La telefonata di ieri consegue a quella presa di posizione. Il premier italiano non si aspettava segnali di sorta quanto a possibilità di mettere a tacere le armi. Non gli sono arrivati e parlandone in conferenza stampa ha fatto capire che non ne è affatto rimasto sorpreso. L'obiettivo era un'intesa umanitaria e parziale, limitata alla necessità di rifornire di grano i Paesi poveri dell'Africa e del Medio Oriente, basata su un doppio cedimento da parte dei due Paesi belligeranti.
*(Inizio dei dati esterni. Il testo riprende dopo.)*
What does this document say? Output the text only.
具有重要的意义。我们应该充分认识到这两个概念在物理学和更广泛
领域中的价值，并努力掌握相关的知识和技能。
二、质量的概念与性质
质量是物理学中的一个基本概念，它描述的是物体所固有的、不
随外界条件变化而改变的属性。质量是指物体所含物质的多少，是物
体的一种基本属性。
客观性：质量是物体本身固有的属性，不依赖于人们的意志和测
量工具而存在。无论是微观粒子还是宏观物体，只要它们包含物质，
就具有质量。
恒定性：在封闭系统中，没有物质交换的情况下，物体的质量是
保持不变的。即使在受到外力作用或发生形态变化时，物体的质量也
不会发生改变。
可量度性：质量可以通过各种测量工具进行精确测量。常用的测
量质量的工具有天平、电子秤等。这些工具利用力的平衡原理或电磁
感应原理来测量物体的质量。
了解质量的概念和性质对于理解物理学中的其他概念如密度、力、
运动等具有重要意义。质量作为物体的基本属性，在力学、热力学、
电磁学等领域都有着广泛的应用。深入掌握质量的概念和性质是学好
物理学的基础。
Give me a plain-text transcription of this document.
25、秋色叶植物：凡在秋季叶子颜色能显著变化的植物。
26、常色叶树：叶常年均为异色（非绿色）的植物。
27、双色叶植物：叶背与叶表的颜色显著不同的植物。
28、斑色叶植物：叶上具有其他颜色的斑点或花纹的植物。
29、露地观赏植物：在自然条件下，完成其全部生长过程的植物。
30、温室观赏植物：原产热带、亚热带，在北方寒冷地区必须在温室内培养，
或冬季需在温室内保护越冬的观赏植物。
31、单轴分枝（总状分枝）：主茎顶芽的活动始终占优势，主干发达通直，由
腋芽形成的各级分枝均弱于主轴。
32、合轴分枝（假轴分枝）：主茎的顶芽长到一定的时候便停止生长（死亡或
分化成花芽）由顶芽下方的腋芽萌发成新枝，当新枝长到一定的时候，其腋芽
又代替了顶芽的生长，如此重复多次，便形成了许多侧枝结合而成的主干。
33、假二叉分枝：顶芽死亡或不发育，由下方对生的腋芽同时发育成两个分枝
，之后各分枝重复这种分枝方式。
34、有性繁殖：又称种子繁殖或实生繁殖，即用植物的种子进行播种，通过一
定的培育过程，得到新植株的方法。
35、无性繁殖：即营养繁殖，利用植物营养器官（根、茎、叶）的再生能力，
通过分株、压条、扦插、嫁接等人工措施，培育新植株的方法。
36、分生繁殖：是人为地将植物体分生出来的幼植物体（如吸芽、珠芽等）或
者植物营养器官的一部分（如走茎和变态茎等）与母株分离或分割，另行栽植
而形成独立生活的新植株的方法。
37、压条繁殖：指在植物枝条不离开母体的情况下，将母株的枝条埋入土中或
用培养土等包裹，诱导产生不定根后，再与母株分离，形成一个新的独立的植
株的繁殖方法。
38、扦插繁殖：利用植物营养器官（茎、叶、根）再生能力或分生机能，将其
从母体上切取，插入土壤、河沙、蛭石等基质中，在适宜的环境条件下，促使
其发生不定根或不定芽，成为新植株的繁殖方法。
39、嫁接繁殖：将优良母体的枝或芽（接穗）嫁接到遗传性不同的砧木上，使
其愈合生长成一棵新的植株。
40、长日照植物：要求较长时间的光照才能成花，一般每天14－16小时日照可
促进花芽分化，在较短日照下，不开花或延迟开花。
L'Ucraina dovrebbe accettare lo sminamento dei porti, la Russia dovrebbe garantire che non ne approfitterà per tentare sbarchi o colpi di mano e rendersi disponibile ai controlli del caso. Ma, pur non riguardando la guerra in sé e l'eventualità auspicata di una tregua, va da sé che un'intesa sui porti costituirebbe un precedente importante e aprirebbe se non proprio una strada almeno un varco.
Lo stesso premier italiano mette le mani avanti e sottolinea che nulla assicura che la sua iniziativa vada a buon fine. Putin non si è sottratto ma le difficoltà principali sono il sì dell'Ucraina, comprensibilmente diffidente, e la definizione delle eventuali garanzie. In ogni caso, ben più che con il goffo e abborracciato “piano di pace” l'avvio di dialogo con Putin su un obiettivo concreto e immediato restituisce all'Italia e a Draghi parte di quel ruolo da protagonista che le era sin qui sfuggito. Se poi, eventualità improbabile ma non impossibile, l'iniziaitiva italiana portasse a qualche risultato reale il peso specifico della penisola e del suo governo si impennerebbero.
Si capisce meglio, alla luce della telefonata di giovedì, perché Draghi abbia voluto evitare a ogni costo un dibattito parlamentare serio, e a maggior ragione un voto, sulla questione ucraina. L'emersione palese e vistosa di una ampia parte della maggioranza contraria all'invio delle armi e scettica nei confronti dell'atlantismo radicale abbracciato da Letta avrebbe infatti mutato radicalmente la percezione della mossa di Draghi negli Usa e nella stessa Ue. Per Draghi la condizione per potersi muovere con una certa autonomia anche a costo di sancire una divaricazione con Washington e l'assoluta affidabilità del suo Paese agli occhi degli alleati. Non è un caso se, sfidando l'ossimoro, accompagna ogni spinta trattativista al mantra per cui «a decidere le condizioni della pace deve essere Zelensky». Non si tratta neppure della tipica ambiguità italiana, del tentativo di tenere il piede in due staffe. È invece la consapevolezza che solo una assoluta, persino esagerata, lealtà atlantica può consentire a un Paese come l'Italia agibilità di movimento.
Allo stesso modo, Draghi è consapevole di quanto sarebbe essenziale, sul fronte interno, arrivare al momento di un voto parlamentare che prima o poi sarà inevitabile con la possibilità di calare sul tavolo qualche successo concreto. Il premier, negli ultimi giorni, ha costretto la destra della maggioranza ad accettare due riforme molto indigeste, le concessioni balneari e il catasto, ottenendo così l'ennesima prova della scarsa pericolosità della rumoroso ma inoffensivo fronte Lega- Fi. Sul lato opposto conta sull'impossibilità, per Conte, di rompere con il Pd per tenere sotto controllo la molto più minacciosa dissidenza dei 5S. Ma ci sono due elementi sui quali sa che Conte non intende mollare, il termovalorizzatore di Roma e la guerra, con il secondo potenzialmente molto più esplosivo del primo. L'offensiva diplomatica di questi giorni serve anche a disinnescare quella mina.